Tras la final, algunos levantaron los brazos, otros besaron la lona

Terminaron los fastos de este exotismo que fue trasladar la final de la Copa Libertadores a España. Dentro del resultado deportivo hubo quien levantó los brazos y quien besó la lona. Y en los escritorios, también hubo ganadores y perdedores. Y quien salió hecho.

Alejandro Domínguez: El estropicio que impulsó en Núñez forzando a que el partido suspendido se jugara lo antes posible, quedó empatado. Hizo un negocio económico formidable para la Conmebol y no dejó fuera a River y a Boca. Como la final salió bien, ensanchó la espalda ante la FIFA.

Florentino Pérez: Quedó como un magnifico anfitrión, a la altura de la historia del Real Madrid que preside. Colgó una medalla en las vitrinas de su club y quedó como embajador del fútbol español. No se sabe si también tuvo influencia económica y si el Madrid obtuvo rédito económico.

La Liga: Co-organizó el partido con la Conmebol. Y salió redondo. No hubo una mancha en lo deportivo. Ganó en imagen y le sirve para expandirse como referente en el mundo. Tiene proyectado jugar Girona-Barcelona en Miami el 6 de enero, aún en litigio con la Federación. Tiene un buen argumento con el impacto publicitaria del River-Boca.

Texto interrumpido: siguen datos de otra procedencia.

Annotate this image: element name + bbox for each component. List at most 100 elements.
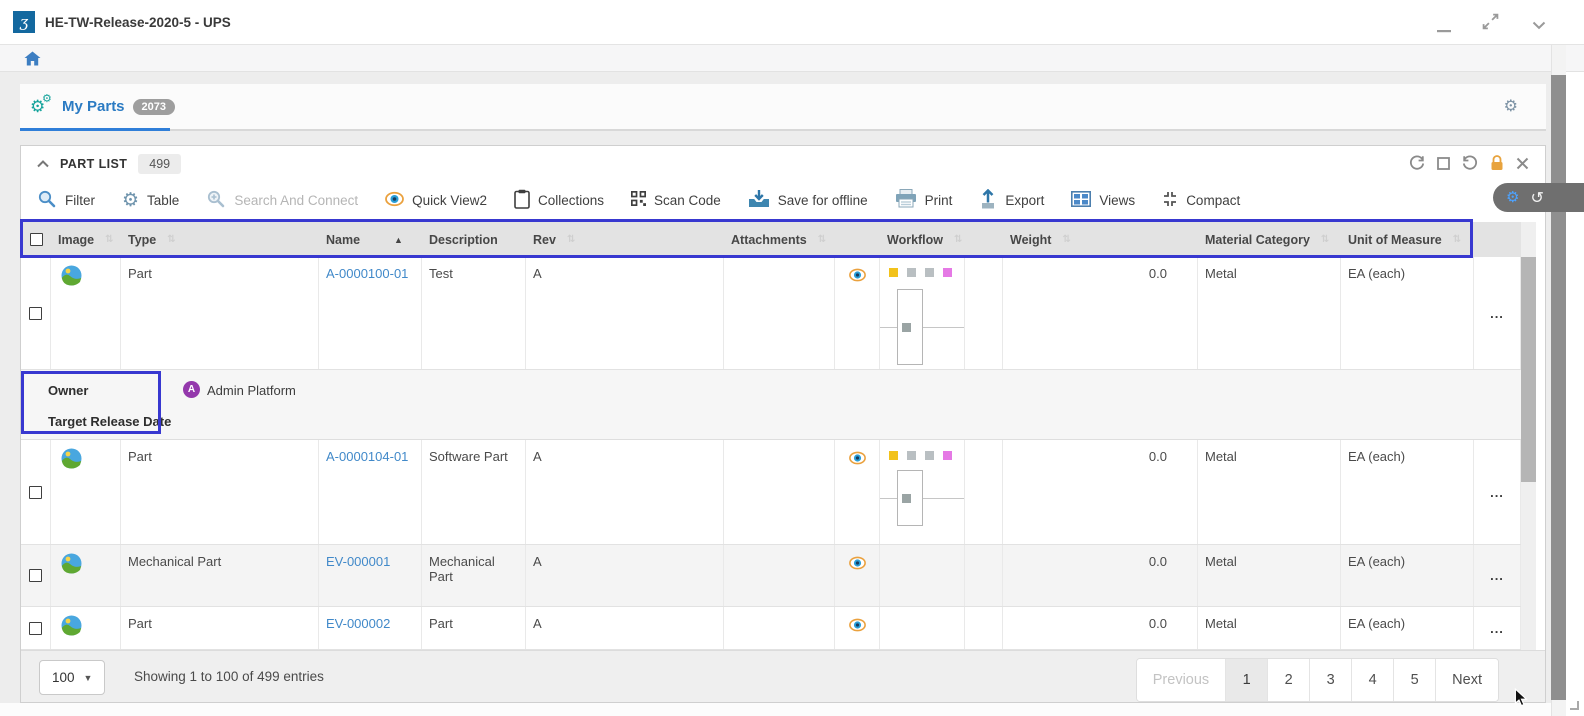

España y Madrid: Como país reforzó los vínculos históricos con Argentina. La capital dio muestra de su capacidad para garantizar seguridad a un evento que venía precedido de tambores de guerra. Y Madrid recogió alrededor de 20 millones de euros de ganancia por la llegada de público durante el fin de semana.

Marcelo Gallardo: Segunda Libertadores en cuatro años. Esta, nada menos que ante Boca. Incuestionable para el hincha de River. No haber ganado un torneo local no es una deuda sino un próximo objetivo. Ahora es más apetecible para clubes del exterior.

Rodolfo D’Onofrio: Puede jactarse de que lleva la Copa a los hinchas, aún en las peores condiciones. No tuvo margen para negociar la localía y debió aceptar la mudanza. El triunfo borra todo. Y es un espaldarazo si quiere lanzarse a la política.

Guillermo Barros Schelotto: Le tocó perder en la apuesta más importante. Puede pasar. No debería ser evaluado por la final del Bernabéu, solamente, pero seguro que pesará en forma adversa.

Daniel Angelici: Perdió por nocaut. Se le rebeló el plantel. Declarar una cosa con firmeza y debió aceptar otra, superado por la relación de fuerzas con el Conmebol. Esas circunstancias previas, el 1-3 y el crecimiento de un río paralelo a su gestión en la boca del gobierno político para el año que le queda por mandato.

Chiqui Tapia: Presidente de la AFA. En la cena de gala en el restaurante del Real Madrid dijo que se abstuvo en la votación que decidió traer la final a España. Por lo bajo, las dirigencias de River y de Boca lo acusan de haberle dejado servido el negocio a Domínguez, Pérez y a los intereses de la TV que emitía la final.

Lucas Pratto: Costó 12 millones de dólares, una fortuna para el mercado argentino. Lo que se acaba de hacer en las dos finales con las palabras clave en la Bombonera y el Bernabéu.

Leonardo Ponzio: Cierra un ciclo estupendo en River, club al que regresó cuando el equipo jugaba en la B Nacional. Se corona como capitán del campeón de la Libertadores.

Esteban Andrada: Símbolo de una situación que terminó en derrota. No confiaban en Rossi y lo trajeron para la Copa. Por su lesión ante Cruzeiro no pudo jugar la ida en la que Rossi anduvo muy bien. En el Bernabéu tuvo un fallo clave que derivó en el gol de Quintero. No perdió él la Copa, pero es el reflejo del momento de Boca.

Nahitan Nandez: Cuestionado porque juega menos de lo que pone, en la final dejó la vida y fue ejemplo para un grupo que en algunos pasajes dio muestras de flaqueza anímica. Si alguien no tiene nada que reprocharse, es el uruguayo.

Mauro Zárate: Dejó al club que lo formó y en el que era muy querido, seducido por jugar (y ganar) la Copa. No pudo ser campeón, responsabilidad repartida con todo el grupo. De las dos finales solo jugó unos minutos en la ida, en el Bernabéu no fue tenido en cuenta.